"Not in my backyard", "pas dans mon jardin", le terme est utilisé généralement pour décrire l'opposition de résidents à un projet local d'intérêt général dont ils considèrent qu'ils subiront des nuisances. Dans le cas de l'installation d'un parc d'éoliennes, les autorités communales sont souvent confrontées à ce type de réactions de la part des riverains. Ces derniers craignant les nuisances visuelles et sonores apportées par ces énergies renouvelables.

Le débat, clivant à souhait, fait rage depuis les premiers développements de l'énergie éolienne dans le monde. Les études et analyses sur leurs éventuelles nuisances sonores et autres se suivent, se complètent ou se contredisent. La littérature à ce sujet est riche et variée et les associations de défense de riverains incommodés pullulent. Certains détracteurs avancent que le déni des nuisances émises par les éoliennes émane souvent de scientifiques dont les intérêts sont liés à ceux des industriels de l'éolien, comparant leurs pratiques à celles des lobbies du tabac, de l'industrie chimique ou encore pharmaceutique.

Dernièrement, l'Académie nationale de médecine en France s'est intéressée aux nuisances sanitaires des éoliennes terrestres. Dans un rapport, elle reconnaît des nuisances sonores - la principale doléance des riverains - et visuelles, mais elle affirme "qu'aucune maladie organique spécifique ne peut être imputée à ces installations." L'Académie nationale de médecine reconnaît toutefois un risque de traumatisme sonore en fonction de la distance entre les éoliennes et les habitations. Elle ajoute cependant "qu'aucune preuve scientifique ne permet de faire un lien entre ces turbines et l'apparition de maladies physiologiques".
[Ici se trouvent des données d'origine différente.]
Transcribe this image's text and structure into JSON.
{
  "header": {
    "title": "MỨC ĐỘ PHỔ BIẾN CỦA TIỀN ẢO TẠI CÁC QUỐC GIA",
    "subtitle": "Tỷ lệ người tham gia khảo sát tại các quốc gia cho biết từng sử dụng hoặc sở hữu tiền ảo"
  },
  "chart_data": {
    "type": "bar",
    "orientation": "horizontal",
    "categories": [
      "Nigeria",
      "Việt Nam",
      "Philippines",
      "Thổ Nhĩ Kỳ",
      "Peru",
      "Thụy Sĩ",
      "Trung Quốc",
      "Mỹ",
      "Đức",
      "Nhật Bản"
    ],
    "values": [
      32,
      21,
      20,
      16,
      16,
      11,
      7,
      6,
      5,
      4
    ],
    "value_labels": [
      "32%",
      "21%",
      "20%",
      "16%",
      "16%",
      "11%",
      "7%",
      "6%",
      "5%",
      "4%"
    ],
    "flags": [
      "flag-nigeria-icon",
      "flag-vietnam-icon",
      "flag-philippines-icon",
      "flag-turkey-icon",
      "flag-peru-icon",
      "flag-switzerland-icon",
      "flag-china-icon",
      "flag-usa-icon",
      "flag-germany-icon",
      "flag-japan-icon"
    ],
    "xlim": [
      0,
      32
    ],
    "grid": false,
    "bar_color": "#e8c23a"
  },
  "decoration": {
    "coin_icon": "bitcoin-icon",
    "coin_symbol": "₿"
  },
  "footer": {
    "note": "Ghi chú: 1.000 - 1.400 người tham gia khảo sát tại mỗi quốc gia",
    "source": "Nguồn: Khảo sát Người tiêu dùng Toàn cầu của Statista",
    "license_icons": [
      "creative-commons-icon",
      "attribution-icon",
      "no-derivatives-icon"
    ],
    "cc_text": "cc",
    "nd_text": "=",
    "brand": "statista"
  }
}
"Les infrasons sont situés au-dessous de 20 hertz, c'est-à-dire qu'en principe ils sont inaudibles par l'oreille humaine puisqu'elle perçoit théoriquement des sons entre 20 et 20.000 hertz. Pourtant, ces infrasons étaient incriminés par beaucoup de riverains dans la genèse de leurs troubles. En réalité, toutes les études expérimentales et cliniques ne permettent raisonnablement pas de retenir cette cause de nuisance", explique le Pr Patrice Tran Ba Huy, ORL et membre de l'Académie nationale de médecine.

"Le syndrôme éolien"

Ce rapport appuie donc, pour l'heure, ce que la communauté scientifique qualifie de "syndrome des éoliennes". Cette appellation regroupe divers troubles neurologiques, cardiovasculaires ou sociocomportementaux. Face à la proximité d'éoliennes dans leur environnement proche, les riverains se plaignent de céphalées, dépression, conjonctivites, saignements de nez, insomnies, bourdonnement dans les oreilles...se faisant souvent passer pour des affabulateurs et renvoyant les scientifiques les ayant analysés à l'effet "nocebo", soit des symptômes néfastes et psychogènes provoqués par des informations négatives, véhiculées, entre autres, par les mouvements anti-éoliens, comme l'explique cet article de Slate.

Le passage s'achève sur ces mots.